Este jueves 08 de marzo conmemoramos el día internacional de la mujer trabajadora, fecha que nos lleva una vez más a reflexionar sobre el lugar que ocupan las mujeres en los partidos de izquierda.

Tradicionalmente la demanda feminista ha sido considerada secundaria por los partidos y su militancia, donde se asegura que las demandas del feminismo serán contempladas una vez se llegue al horizonte socialista. Pero a través de los años, hemos aprendido que las mujeres no podemos seguir sosteniendo vidas sometidas a la violencia machista,  que el capitalismo se encuentra ligado con el sometimiento económico y físico que sufren las mujeres, y que es hoy el mejor aliado del Patriarcado.

Dentro del Partido Socialista la situación no es distinta. Si bien se han dado avances en cuanto a la representación en los cargos de poder y la existencia de una Vicepresidencia de la Mujer, este mismo ha sido más bien numérico y no en posición, donde aún se vuelve muy difícil hacer valer nuestras voces dentro de estos espacios tremendamente masculinizados.

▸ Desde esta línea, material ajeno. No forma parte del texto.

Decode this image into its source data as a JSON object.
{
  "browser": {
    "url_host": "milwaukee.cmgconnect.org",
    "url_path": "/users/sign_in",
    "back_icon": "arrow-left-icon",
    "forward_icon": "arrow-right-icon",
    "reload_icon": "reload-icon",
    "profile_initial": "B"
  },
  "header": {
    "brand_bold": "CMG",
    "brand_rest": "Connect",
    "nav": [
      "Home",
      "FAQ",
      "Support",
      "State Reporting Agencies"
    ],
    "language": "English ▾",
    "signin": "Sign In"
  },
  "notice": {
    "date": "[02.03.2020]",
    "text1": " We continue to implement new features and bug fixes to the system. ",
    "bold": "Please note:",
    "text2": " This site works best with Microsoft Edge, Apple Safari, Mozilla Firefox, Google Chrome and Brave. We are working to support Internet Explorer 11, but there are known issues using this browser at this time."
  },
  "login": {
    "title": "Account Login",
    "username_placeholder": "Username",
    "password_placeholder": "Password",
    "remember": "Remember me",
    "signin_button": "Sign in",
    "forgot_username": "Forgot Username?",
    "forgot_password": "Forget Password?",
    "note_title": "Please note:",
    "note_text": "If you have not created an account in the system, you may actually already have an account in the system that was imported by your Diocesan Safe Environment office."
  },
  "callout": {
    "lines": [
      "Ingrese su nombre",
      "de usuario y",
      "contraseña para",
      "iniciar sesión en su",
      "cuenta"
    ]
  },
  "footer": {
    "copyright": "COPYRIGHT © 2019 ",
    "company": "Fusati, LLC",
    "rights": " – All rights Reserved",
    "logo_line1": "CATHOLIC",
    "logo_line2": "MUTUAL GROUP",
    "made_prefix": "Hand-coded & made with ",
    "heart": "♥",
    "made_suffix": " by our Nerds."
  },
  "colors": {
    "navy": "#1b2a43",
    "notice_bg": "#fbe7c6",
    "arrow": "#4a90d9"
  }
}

Hoy, se continúa perpetuando lo ya enunciado por Julieta Kirkwood en la década de los ochentas, donde las mujeres socialistas tienen su militancia feminista en organizaciones externas a las estructuras del partido, ya que estas últimas carecen de sentido y tampoco son espacios de reconocimiento. Dentro de los problemas de los partidos tradicionales de izquierda podemos reconocer las pugnas internas que generan que los cargos sean distribuidos en torno a estas fuerzas, muchas veces sin proyecto político, y en este caso, de género. Y las mujeres militantes en muchas casos quedan relegadas a un segundo plano, convertidas en un voto a favor en apoyo a liderazgos masculinos, realizando labores administrativas como el servicio de café o el cobro de cuotas, desprovistas de voz y poder.

El Partido Socialista no es hoy un espacio seguro para las mujeres. No es necesario ir lejos para encontrar ejemplos de esto, con un partido que ha reaccionado de forma lenta frente a los ya numerosos casos de violencia de género entre sus militantes, donde las compañeras se han sentido poco respaldadas y donde los agresores han sido protegidos bajo el silencio cómplice de sus mismos pares.

El poco conocimiento del general de la militancia sobre las demandas feministas, genera una legitimación de discursos machistas por parte de compañeros y compañeras. La Vicepresidencia de la Mujer no ha podido instalar estas ideas de forma efectiva, ni tampoco ha existido un claro y fuerte compromiso de la dirección del partido por darle un lugar de mayor importancia en la discusión programática.

En lo que respecta a la historia del partido, este no ha rememorado lo suficiente a una larga lista de compañeras luchadoras cuyas historias no conocemos pues no se valoran como referentes, dando poca relevancia de las figuras femeninas militantes, sin reconocer como corresponde a Julieta Kirkwood, Michelle Peña, Tati Allende y tantas otras socialistas.

Seguir en este camino es inaceptable. La opresión de las mujeres va más allá de la opresión de clase, incluye género, raza, sexualidad e infinitas intersecciones que hacen que la experiencia de ser mujer en este país sea totalmente diferente a la de los hombres en las sociedades capitalistas. Nuestro partido no puede seguir avalando esta opresión que empobrece y violenta nuestras vidas, pues debe quedar claro que no hay socialismo sin feminismo, no hay socialismo sin nosotras.